In any case, I did warn you far in advance that we’d soon be treated to a veritable cornucopia of “news” stories detailing the nefarious plans of Iranian ayatollahs to nuke Israel, and Brooklyn, too. The Obama-ites are under increasing pressure from the Israel lobby to abandon the CIA’s assessment that Iran ended a nascent nuclear weapons program in 2003: Shahram’s “defection” was supposed to have facilitated this development. Instead, the whole scheme backfired, and, rather than making the case for war with Iran, the Shahram affair has confirmed what some of us knew already: that the US government is a criminal enterprise with no morals, no credibility.”

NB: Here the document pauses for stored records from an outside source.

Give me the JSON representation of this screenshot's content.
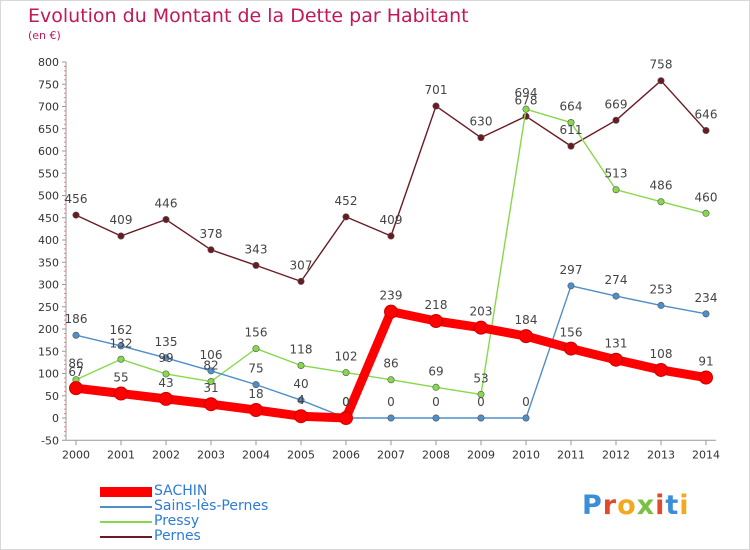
{
  "title": "Evolution du Montant de la Dette par Habitant",
  "unit": "(en €)",
  "logo": "Proxiti",
  "chart_data": {
    "type": "line",
    "title": "Evolution du Montant de la Dette par Habitant",
    "ylabel": "(en €)",
    "xlabel": "",
    "x": [
      "2000",
      "2001",
      "2002",
      "2003",
      "2004",
      "2005",
      "2006",
      "2007",
      "2008",
      "2009",
      "2010",
      "2011",
      "2012",
      "2013",
      "2014"
    ],
    "ylim": [
      -50,
      800
    ],
    "yticks": [
      -50,
      0,
      50,
      100,
      150,
      200,
      250,
      300,
      350,
      400,
      450,
      500,
      550,
      600,
      650,
      700,
      750,
      800
    ],
    "grid": false,
    "legend_position": "bottom-left",
    "series": [
      {
        "name": "SACHIN",
        "color": "#ff0000",
        "values": [
          67,
          55,
          43,
          31,
          18,
          4,
          0,
          239,
          218,
          203,
          184,
          156,
          131,
          108,
          91
        ],
        "labels": [
          "67",
          "55",
          "43",
          "31",
          "18",
          "4",
          "0",
          "239",
          "218",
          "203",
          "184",
          "156",
          "131",
          "108",
          "91"
        ]
      },
      {
        "name": "Sains-lès-Pernes",
        "color": "#4e8fc9",
        "values": [
          186,
          162,
          135,
          106,
          75,
          40,
          0,
          0,
          0,
          0,
          0,
          297,
          274,
          253,
          234
        ],
        "labels": [
          "186",
          "162",
          "135",
          "106",
          "75",
          "40",
          "0",
          "0",
          "0",
          "0",
          "0",
          "297",
          "274",
          "253",
          "234"
        ]
      },
      {
        "name": "Pressy",
        "color": "#86d94a",
        "values": [
          86,
          132,
          99,
          82,
          156,
          118,
          102,
          86,
          69,
          53,
          694,
          664,
          513,
          486,
          460
        ],
        "labels": [
          "86",
          "132",
          "99",
          "82",
          "156",
          "118",
          "102",
          "86",
          "69",
          "53",
          "694",
          "664",
          "513",
          "486",
          "460"
        ]
      },
      {
        "name": "Pernes",
        "color": "#6b1a22",
        "values": [
          456,
          409,
          446,
          378,
          343,
          307,
          452,
          409,
          701,
          630,
          678,
          611,
          669,
          758,
          646
        ],
        "labels": [
          "456",
          "409",
          "446",
          "378",
          "343",
          "307",
          "452",
          "409",
          "701",
          "630",
          "678",
          "611",
          "669",
          "758",
          "646"
        ]
      }
    ]
  }
}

http://original.antiwar.com/justin/2010/07/13/the-shahram-affair/

2.  “The motive behind whistle-blower prosecutions

Most of what the U.S. Government does of any significance — literally — occurs behind a vast wall of secrecy, completely unknown to the citizenry.  While a small portion of that is legitimately classified, these whistle blower prosecutions and other disclosure controversies demonstrate that the vast majority of this secrecy is devoted to avoiding embarrassment and accountability.  It has nothing to do with “national security” — one of the all-justifying terms (along with Terrorism) for what the Government does.  Secrecy is the religion of the political class, and the prime enabler of its corruption.  That’s why whistle blowers are among the most hated heretics.  They’re one of the very few classes of people able to shed a small amount of light on what actually takes place.

The great irony is that there is a perfect inverse relationship between the secrecy powers of the Government (which rapidly increases) and the privacy rights of citizens (which erodes just as rapidly).  The citizenry meekly acquiesces to the notion that it must sacrifice more and more privacy to the Government in order to deter and expose criminality, corruption and other dangerous acts of private citizens, yet refuses to apply that same rationale to demand greater transparency from the Government itself.  The Government (and its private corporate partners) know more and more about citizens, while citizens know less and less about the actions of the government-corporate axis which governs them.”